Asep menjelaskan bahwa aksi dilakukan setelah mereka mengetahui adanya agenda Menteri Lingkungan Hidup Hanif Faisol di kawasan tersebut. Warga menilai, kegiatan simbolik seperti penanaman pohon dan aksi pungut sampah seharusnya diimbangi dengan perhatian terhadap dampak sosial ekonomi dari kebijakan lingkungan yang diterapkan.
“Selama ini kami merasa pemerintah belum hadir membela masyarakat lokal. Kami hanya ingin mencari nafkah dengan cara yang tetap menjaga kelestarian lingkungan,” kata Asep.

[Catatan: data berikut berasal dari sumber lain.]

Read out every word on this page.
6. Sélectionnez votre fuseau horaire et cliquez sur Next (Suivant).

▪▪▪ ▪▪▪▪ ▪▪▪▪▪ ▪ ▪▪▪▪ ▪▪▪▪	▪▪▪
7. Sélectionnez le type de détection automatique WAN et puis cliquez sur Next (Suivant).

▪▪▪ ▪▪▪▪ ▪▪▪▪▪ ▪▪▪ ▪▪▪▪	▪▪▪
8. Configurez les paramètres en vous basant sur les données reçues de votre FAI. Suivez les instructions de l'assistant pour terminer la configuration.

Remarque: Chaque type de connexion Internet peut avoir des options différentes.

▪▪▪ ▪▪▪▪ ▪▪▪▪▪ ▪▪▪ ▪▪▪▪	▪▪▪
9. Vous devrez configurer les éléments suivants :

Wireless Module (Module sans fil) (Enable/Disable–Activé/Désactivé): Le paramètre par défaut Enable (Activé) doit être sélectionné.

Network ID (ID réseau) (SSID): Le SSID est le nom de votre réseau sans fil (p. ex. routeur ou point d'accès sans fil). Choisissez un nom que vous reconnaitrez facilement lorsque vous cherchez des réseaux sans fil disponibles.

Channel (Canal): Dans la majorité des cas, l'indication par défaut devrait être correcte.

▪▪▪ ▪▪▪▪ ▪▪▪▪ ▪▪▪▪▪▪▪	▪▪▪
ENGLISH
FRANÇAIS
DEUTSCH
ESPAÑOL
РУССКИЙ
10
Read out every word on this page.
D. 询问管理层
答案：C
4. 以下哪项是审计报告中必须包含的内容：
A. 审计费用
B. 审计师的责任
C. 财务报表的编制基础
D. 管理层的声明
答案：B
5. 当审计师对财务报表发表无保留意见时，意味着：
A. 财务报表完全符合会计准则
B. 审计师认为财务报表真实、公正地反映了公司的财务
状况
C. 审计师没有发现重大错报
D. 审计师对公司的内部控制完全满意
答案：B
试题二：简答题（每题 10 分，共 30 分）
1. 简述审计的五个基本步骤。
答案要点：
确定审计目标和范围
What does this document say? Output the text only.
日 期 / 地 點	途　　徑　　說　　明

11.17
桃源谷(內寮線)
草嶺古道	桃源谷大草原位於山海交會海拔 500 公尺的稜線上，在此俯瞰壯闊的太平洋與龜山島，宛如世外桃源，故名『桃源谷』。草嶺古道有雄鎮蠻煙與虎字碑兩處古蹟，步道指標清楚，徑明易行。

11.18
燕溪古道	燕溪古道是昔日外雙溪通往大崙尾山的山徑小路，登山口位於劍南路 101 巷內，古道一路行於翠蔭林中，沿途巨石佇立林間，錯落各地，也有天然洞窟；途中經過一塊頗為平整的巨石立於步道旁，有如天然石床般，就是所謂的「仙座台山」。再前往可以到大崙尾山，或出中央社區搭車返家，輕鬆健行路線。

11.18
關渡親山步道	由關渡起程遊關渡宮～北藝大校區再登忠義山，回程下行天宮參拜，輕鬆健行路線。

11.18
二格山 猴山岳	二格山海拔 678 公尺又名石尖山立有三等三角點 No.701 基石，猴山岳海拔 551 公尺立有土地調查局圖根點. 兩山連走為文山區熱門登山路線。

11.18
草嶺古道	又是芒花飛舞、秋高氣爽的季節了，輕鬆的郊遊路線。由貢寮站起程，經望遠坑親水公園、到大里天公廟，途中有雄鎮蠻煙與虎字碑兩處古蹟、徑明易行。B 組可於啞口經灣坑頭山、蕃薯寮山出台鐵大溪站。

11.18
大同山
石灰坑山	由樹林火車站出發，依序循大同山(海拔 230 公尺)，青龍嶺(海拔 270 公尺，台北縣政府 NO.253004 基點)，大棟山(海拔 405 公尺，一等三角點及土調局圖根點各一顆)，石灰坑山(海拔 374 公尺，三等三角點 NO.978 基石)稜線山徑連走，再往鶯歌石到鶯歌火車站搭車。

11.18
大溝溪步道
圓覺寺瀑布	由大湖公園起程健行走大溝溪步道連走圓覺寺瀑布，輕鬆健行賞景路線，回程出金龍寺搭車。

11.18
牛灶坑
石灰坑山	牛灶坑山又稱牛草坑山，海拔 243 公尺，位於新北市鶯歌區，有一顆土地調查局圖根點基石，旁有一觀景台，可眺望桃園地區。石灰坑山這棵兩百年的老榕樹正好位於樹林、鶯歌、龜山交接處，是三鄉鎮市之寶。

Menurutnya, masyarakat Puncak selama ini berusaha menyesuaikan diri dengan berbagai aturan lingkungan, namun menilai pendekatan penegakan hukum lingkungan masih perlu mempertimbangkan aspek sosial ekonomi warga.
“Kami selalu berupaya menjaga alam, tetapi kesejahteraan kami juga harus diperhatikan. Tanpa usaha wisata, bagaimana kami bisa hidup?” tambahnya.
Asep juga menyampaikan bahwa aksi ini menjadi bentuk peringatan bagi pemerintah agar lebih terbuka terhadap aspirasi warga terdampak. “Jika suara kami tetap diabaikan, kami akan mempertimbangkan aksi lanjutan dengan cara yang lebih terorganisir,” tegasnya.
Di sisi lain, rombongan Menteri Lingkungan Hidup Hanif Faisol yang melintas menggunakan kendaraan dinas tampak mendapat pengawalan ketat aparat kepolisian. Situasi tersebut sempat menarik perhatian warga yang berharap adanya dialog langsung di lokasi.
Hingga berita ini diturunkan, belum ada keterangan resmi dari pihak Kementerian Lingkungan Hidup dan Kehutanan (KLHK) terkait tuntutan warga tersebut.
Pertanyaan yang kini mengemuka adalah: akankah pemerintah membuka ruang dialog dan menghadirkan solusi bagi masyarakat terdampak, atau kebijakan penegakan hukum lingkungan ini justru meninggalkan masalah sosial baru di kawasan Puncak?